Officers in the twenty-first century military face a constantly changing set of followers and situations—perhaps more than ever before in history.

One day, we’re leading a team to accomplish a mission in a certain context. The next day, we’re in a different situation with new followers to lead—stepping into the shoes of our now-deployed supervisor, Bible study leader, or colleague.

As Christian officers desiring to exercise biblical leadership—faced with constant flux and in the process of growing in our capacity to lead—how can we best prepare for our next leadership role?

I offer you three “looks.”

Look Back

Taking a reflective pit stop is critical, especially at our Indy 500 pace. “Experience is the best teacher” is a common, but incorrect, adage.

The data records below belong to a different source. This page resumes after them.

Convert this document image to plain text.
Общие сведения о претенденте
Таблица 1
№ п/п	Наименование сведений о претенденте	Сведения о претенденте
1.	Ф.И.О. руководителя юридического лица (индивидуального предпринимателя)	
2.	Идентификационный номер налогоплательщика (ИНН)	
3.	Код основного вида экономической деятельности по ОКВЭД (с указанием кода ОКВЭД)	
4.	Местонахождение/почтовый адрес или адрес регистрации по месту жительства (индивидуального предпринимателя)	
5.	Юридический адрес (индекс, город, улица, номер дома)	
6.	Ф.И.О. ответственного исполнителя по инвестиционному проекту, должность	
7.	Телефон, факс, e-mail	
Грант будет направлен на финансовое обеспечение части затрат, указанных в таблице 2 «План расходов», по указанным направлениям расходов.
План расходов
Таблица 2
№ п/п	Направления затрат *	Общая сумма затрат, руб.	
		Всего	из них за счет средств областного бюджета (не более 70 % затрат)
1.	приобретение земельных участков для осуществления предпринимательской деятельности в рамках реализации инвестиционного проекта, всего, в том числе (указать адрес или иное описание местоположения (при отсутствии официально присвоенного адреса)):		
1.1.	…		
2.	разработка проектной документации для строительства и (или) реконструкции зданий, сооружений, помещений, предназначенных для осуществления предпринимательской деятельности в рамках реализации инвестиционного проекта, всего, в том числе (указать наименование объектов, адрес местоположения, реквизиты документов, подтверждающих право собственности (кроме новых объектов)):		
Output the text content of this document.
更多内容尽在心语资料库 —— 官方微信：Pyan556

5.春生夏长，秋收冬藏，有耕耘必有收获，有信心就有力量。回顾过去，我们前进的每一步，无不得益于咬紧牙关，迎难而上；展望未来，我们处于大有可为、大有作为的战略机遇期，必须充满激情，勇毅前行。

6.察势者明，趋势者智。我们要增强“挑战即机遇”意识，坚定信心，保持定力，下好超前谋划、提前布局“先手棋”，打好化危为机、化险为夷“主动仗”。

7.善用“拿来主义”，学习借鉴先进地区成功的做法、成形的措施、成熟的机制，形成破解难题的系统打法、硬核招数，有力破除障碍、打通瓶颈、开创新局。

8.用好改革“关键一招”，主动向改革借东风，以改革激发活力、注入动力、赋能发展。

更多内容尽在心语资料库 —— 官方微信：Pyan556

Leadership experts now attest that evaluated experience is the best teacher.

Here are a few questions to consider before you move to from one leadership role to the next:

  • What went extremely well, and what was your part in making it go well? (What were you routinely complimented on by your superiors, peers, or subordinates?)
  • What went poorly, and what was your part?
  • What would you do differently?
  • What are some specific ways God moved as you led?
  • Did you guard your commitment to your walk with God, leadership of your family, and other priorities?
  • Have you taken advantage of any “360-degree” feedback tools?
  • Who stood by you? Have you thanked them in a tangible way?

These questions serve as the dials, gauges, and check-engine lights during your pit stop.

Another great reflective tool as you navigate from one complex context to another is to read or review classics like Spiritual Leadership by J. Oswald Sanders, The Effective Executive by Peter F. Drucker and The Leadership Challenge by Kouzes & Posner.

Look Around

If possible, interview the incumbent leader. Get as much information as possible, using questions like these:

  • What have you enjoyed about this role?
  • What (or who) has been particularly challenging?
  • Who are the key “go to” people for information or to simply “git’er done” ?
  • Who will expect what from me, and how often?
  • Who are the influencers?
  • What external factors significantly impacted your ability to accomplish the mission?
  • What are you most proud of?
  • What do you wish you had a bit more time to accomplish or complete?

Answering these questions for your successor will also help them pick up where you left off.

Look Ahead

After you’ve spent some reflective, self-diagnostic time and learned as much as you can about the followers and situation you’ll soon inherit, it’s time to chart the way forward.

A few moments in a relaxed setting will yield many more helpful questions and answers in addition to these starters:

  • What is your vision for the group?
  • How will you cast this vision in a compelling way?
  • How will you capitalize on your strengths?
  • What will you do differently to avoid previous mistakes?
  • Who is a possible Paul figure—someone who can help you develop as a Christian leader in this new situation?
  • Who is a possible Barnabas figure—someone who can encourage you?
  • Who is a possible Timothy—someone you can invest in?
  • What books and articles do you plan to read to help keep yourself sharp?
  • What would you like God to do in the lives of your new superiors, chain of command, peers, and subordinates?
  • What do you want to trust God for in this new role?

As you enter each phase of your leadership journey, I encourage you to take these three looks.

Look back on where you’ve been. You’ll be reminded that God was indeed acting as you led—and that He was preparing you for the next assignment on the dream sheet He wrote for your life.

Look around at what you’re about to step into—go in with your eyes wide open.

Finally, look ahead, building on what you’ve discovered in the first two looks as you prepare to move forward.

Your prayerful reflections, coupled with a humble “I’m a work in progress… I have not arrived” attitude, can be powerful tools in God’s hand as you seek to glorify Him on your leadership journey.

Lt Col Frickenstein is currently serving as commander of the 15th Services Squadron at Hickam AFB. He has been active in OCF since 1988. He and his wife, Kristi, have two sons.